GeoscienceAustralia / uncover-ml

Machine Learning system for Geoscience Australia uncover project
Apache License 2.0
30 stars 20 forks source link

Disc write takes majority of time during prediction #50

Closed basaks closed 5 years ago

basaks commented 5 years ago

Some prediction benchmarks using multirandomforest and only 5 covariates on a national dataset for one partition (out of 100):

Data prep, imputing, everything takes about (32-04) = 28 seconds.
Prediction takes about (74-32) = 42 seconds
Writing the prediction output to disc takes about (1125-0974) = ~151 seconds

Writing to disc take about 68% of the time.
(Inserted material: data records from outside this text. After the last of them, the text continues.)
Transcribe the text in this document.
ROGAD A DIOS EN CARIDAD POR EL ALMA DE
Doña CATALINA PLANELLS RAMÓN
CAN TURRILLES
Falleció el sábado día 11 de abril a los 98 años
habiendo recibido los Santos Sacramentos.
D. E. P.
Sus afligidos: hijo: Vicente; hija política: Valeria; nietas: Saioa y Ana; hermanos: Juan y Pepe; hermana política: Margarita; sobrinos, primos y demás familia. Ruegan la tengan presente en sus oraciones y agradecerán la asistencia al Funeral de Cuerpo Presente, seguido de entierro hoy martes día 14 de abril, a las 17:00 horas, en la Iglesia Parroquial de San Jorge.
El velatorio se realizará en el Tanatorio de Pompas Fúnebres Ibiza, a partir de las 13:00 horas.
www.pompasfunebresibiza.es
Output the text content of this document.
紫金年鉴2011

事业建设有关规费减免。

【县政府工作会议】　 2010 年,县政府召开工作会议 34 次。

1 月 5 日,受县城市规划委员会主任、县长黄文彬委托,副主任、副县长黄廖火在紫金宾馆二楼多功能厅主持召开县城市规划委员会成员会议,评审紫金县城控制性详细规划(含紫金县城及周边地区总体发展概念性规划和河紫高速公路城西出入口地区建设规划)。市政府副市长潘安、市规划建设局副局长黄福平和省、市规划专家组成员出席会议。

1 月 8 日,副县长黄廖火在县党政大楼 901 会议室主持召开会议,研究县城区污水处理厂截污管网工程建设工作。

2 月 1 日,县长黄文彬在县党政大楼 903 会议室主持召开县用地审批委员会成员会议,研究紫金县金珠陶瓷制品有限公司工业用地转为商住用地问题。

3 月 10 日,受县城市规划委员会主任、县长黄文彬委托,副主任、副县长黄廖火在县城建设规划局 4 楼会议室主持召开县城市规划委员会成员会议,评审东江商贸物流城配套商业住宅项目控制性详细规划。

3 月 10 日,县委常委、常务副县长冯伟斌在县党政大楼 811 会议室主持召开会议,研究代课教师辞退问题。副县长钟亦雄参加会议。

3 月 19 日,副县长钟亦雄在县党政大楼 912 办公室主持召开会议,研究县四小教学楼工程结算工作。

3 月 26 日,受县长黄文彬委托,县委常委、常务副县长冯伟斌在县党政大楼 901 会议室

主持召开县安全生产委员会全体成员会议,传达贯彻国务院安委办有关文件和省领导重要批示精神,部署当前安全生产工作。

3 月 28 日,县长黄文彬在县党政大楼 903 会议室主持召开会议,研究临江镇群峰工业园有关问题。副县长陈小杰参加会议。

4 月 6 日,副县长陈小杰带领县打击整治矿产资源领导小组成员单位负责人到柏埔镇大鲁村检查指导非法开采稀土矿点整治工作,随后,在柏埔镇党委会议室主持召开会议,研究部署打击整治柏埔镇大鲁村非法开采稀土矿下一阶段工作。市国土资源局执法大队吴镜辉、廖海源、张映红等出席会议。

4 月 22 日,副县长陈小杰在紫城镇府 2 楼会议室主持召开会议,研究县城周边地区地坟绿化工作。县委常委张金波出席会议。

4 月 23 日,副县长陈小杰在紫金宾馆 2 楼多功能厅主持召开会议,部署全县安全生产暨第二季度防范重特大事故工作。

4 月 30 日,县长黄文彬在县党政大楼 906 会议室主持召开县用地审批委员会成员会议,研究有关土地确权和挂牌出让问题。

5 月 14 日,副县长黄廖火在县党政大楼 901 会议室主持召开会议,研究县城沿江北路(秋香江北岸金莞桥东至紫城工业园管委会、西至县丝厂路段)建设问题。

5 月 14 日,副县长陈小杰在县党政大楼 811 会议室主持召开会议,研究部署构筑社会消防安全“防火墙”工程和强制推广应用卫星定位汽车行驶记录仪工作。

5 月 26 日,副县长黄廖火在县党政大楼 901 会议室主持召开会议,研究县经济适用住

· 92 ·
The writing to the disc currently in uncoverml uses only one cpu. It can be improved using multiple cpus.

Here is one partition during the prediction:

+10904s uncoverml.scripts.uncoverml:INFO starting to render partition 61
+10911s uncoverml.geoio:INFO /g/data1a/ge3/covariates/national_albers_filled_new/albers_cropped/Dose_2016.tif: [19656796]px 11.20% missing
+10916s uncoverml.geoio:INFO /g/data1a/ge3/covariates/national_albers_filled_new/albers_cropped/IR_Grav.tif: [19663991]px 11.17% missing
+10921s uncoverml.geoio:INFO /g/data1a/ge3/covariates/national_albers_filled_new/albers_cropped/Potassium_2016.tif: [19656821]px 11.20% missing
+10924s uncoverml.geoio:INFO /g/data1a/ge3/covariates/national_albers_filled_new/albers_cropped/Rad2016K_Th.tif: [22136576]px 0.00% missing
+10928s uncoverml.geoio:INFO /g/data1a/ge3/covariates/national_albers_filled_new/albers_cropped/Rad2016K_UTH.tif: [19656796]px 11.20% missing
+10928s uncoverml.predict:INFO Applying feature transforms
+10928s uncoverml.transforms.transformset:INFO Imputing 8.96% missing data
+10929s uncoverml.transforms.transformset:INFO Imputing 0.00% missing data
+10932s uncoverml.predict:INFO Areas with mask=0 will be predicted
+10932s uncoverml.predict:INFO Loaded 0.8855GB of image data
+10932s uncoverml.predict:INFO Predicting targets for multirandomforest.
+10974s uncoverml.geoio:INFO Writing partition to output file
+11125s uncoverml.scripts.uncoverml:INFO starting to render partition 62
basaks commented 5 years ago

May be something like this? https://rasterio.readthedocs.io/en/stable/topics/concurrency.html Can we do an mpi equivalent of the above?

basaks commented 5 years ago

Turns out this was introduced due to compression and tiling during file write. New code changes allow optional compression and file write via config file.